Saturday

Jun. 27, 1998

Summer Morning

by Louis Simpson

SATURDAY 6/27

Today's Reading: "Summer Morning" by Louis Simpson from SELECTED POEMS, published by Harcourt Brace.

It's the birthday in Brooklyn, 1953, of novelist ALICE MCDERMOTT, author of That Night (1987), At Weddings and Wakes (1992) and Charming Billy, which came out in January, this year — books about contemporary Irish-America. She grew up on Long Island, her first-generation Irish-American parents discouraging her from becoming a writer, she said, because "they saw me starving in a garret and tried to steer me away from it the same way they tried to steer me away from cocaine."

It's the birthday in Depew, New York, 1936, of poet LUCILLE CLIFTON. Her nine books of poetry include Two-Headed Woman (1980), and Good Woman: Poems and a Memoir (1987), both of them Pulitzer Prize nominees. She's been Poet Laureate for the State of Maryland and now teaches at St. Mary's College of Maryland.

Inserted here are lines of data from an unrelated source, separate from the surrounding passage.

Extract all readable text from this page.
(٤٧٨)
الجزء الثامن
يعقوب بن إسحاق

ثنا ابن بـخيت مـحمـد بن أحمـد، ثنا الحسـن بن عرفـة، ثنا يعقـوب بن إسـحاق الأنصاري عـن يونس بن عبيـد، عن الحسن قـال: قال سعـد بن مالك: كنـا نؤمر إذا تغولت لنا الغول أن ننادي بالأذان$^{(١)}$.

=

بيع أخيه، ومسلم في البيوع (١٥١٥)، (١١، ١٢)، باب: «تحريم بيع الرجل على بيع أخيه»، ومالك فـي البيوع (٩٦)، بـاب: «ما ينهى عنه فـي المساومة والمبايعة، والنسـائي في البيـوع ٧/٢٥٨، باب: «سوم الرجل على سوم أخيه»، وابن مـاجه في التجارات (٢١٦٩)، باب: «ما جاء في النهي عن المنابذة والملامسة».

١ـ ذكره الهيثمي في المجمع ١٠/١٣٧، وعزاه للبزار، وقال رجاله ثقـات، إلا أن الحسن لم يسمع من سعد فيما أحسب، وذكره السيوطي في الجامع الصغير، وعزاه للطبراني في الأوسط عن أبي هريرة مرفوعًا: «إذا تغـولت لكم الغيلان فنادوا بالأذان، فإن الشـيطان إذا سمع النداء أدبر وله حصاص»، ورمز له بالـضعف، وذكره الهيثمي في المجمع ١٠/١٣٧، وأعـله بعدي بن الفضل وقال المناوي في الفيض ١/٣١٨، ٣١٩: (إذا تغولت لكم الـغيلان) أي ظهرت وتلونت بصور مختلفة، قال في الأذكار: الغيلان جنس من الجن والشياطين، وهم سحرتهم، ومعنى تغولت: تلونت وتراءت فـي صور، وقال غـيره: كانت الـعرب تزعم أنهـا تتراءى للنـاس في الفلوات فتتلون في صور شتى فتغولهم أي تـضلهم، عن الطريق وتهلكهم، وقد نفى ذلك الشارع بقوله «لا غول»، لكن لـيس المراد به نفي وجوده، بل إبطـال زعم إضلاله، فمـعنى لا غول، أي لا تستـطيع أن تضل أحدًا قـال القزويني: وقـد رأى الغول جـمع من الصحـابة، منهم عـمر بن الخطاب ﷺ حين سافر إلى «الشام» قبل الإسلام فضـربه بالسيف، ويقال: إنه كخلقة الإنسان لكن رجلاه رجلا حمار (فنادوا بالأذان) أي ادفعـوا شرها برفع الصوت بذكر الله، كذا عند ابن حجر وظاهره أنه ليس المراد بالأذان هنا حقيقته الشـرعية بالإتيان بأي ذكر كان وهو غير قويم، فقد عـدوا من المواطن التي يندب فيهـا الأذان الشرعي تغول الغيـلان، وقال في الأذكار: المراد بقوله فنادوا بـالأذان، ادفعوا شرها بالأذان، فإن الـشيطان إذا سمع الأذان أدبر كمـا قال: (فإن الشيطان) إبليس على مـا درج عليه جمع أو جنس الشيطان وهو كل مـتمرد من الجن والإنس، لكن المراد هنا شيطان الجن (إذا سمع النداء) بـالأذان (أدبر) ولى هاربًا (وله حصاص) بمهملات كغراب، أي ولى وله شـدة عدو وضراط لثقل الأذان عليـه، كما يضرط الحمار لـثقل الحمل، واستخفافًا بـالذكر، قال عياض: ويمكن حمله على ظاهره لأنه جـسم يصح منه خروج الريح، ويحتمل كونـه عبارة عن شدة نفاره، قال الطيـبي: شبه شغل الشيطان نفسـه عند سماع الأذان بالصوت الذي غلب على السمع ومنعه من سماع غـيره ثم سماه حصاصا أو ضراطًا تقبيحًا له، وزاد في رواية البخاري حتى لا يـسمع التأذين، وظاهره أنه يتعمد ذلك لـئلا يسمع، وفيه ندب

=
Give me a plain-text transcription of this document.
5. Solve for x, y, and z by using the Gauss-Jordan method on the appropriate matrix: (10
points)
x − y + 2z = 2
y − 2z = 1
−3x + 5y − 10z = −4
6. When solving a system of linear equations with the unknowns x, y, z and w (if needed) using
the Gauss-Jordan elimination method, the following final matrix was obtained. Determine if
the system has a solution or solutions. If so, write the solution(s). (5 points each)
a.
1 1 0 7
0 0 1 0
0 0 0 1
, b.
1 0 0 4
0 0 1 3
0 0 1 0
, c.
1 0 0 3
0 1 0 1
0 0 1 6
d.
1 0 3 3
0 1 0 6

It's the birthday in Dubuque, Iowa, 1913, of RICHARD BISSELL, who was managing his father's pajama factory in Dubuque when he decided to write a comic novel about it; it came out in 1953 titled Seven and a Half Cents. The following year, George Abbott and he turned it into a musical, The Pajama Game, and it had a long Broadway run — over a thousand performances — then Doris Day and John Raitt made it a hit movie.

It's HELEN KELLER's birthday, born in Tuscumbia, in the northwestern corner of Alabama, 1880. She was just 9 months old when she got a severe infection that robbed her of sight and hearing. Her parents took her when she was six years old to Alexander Graham Bell, who was famous for working with the deaf. He saw how bright the little girl was and sent Anne Sullivan to the Keller home to work with her. Sullivan, who was 20 years old when she went to Alabama, taught her the names of objects by pressing the alphabet into her hand, and taught Keller how to speak by placing her fingers on Sullivan's larynx to feel the vibrations. Sullivan and Keller were virtually inseparable for the next 50 years, until Sullivan's death.

It's the birthday of EMMA GOLDMAN, the civil liberties agitator, born in Lithuania, 1869. She came to this country when she was 16 years old and landed in Rochester, New York where she found work in a garment factory. Later in New York City she started preaching anarchy, and served a one-year jail term for telling a Union Square audience of unemployed men that "it was their sacred right" to steal food if they were starving. She was tossed in jail again for advocating birth control; and a third time during WWI protesting the draft. She said, "I believe — indeed, I know — that whatever is fine and beautiful in the human expresses and asserts itself in spite of government, not because of it."

It was on this day in 1844, in the western Illinois town of Nauvoo, that JOSEPH SMITH, who founded the Mormon church, WAS MURDERED. Five years earlier Smith had moved to the town, became mayor, and made it one of the most prosperous in what was then the American west. In February, 1844, he announced his candidacy for the U.S. presidency, and was immediately attacked in the local press by a group of Mormon dissenters as a polygamist and political schemer. Smith ordered their presses destroyed and called out the local militia. The authorities charged him with treason and imprisoned in the city jail at nearby Carthage, Illinois. The governor promised him protection, but a mob of armed men stormed the jail on June 27 and killed him.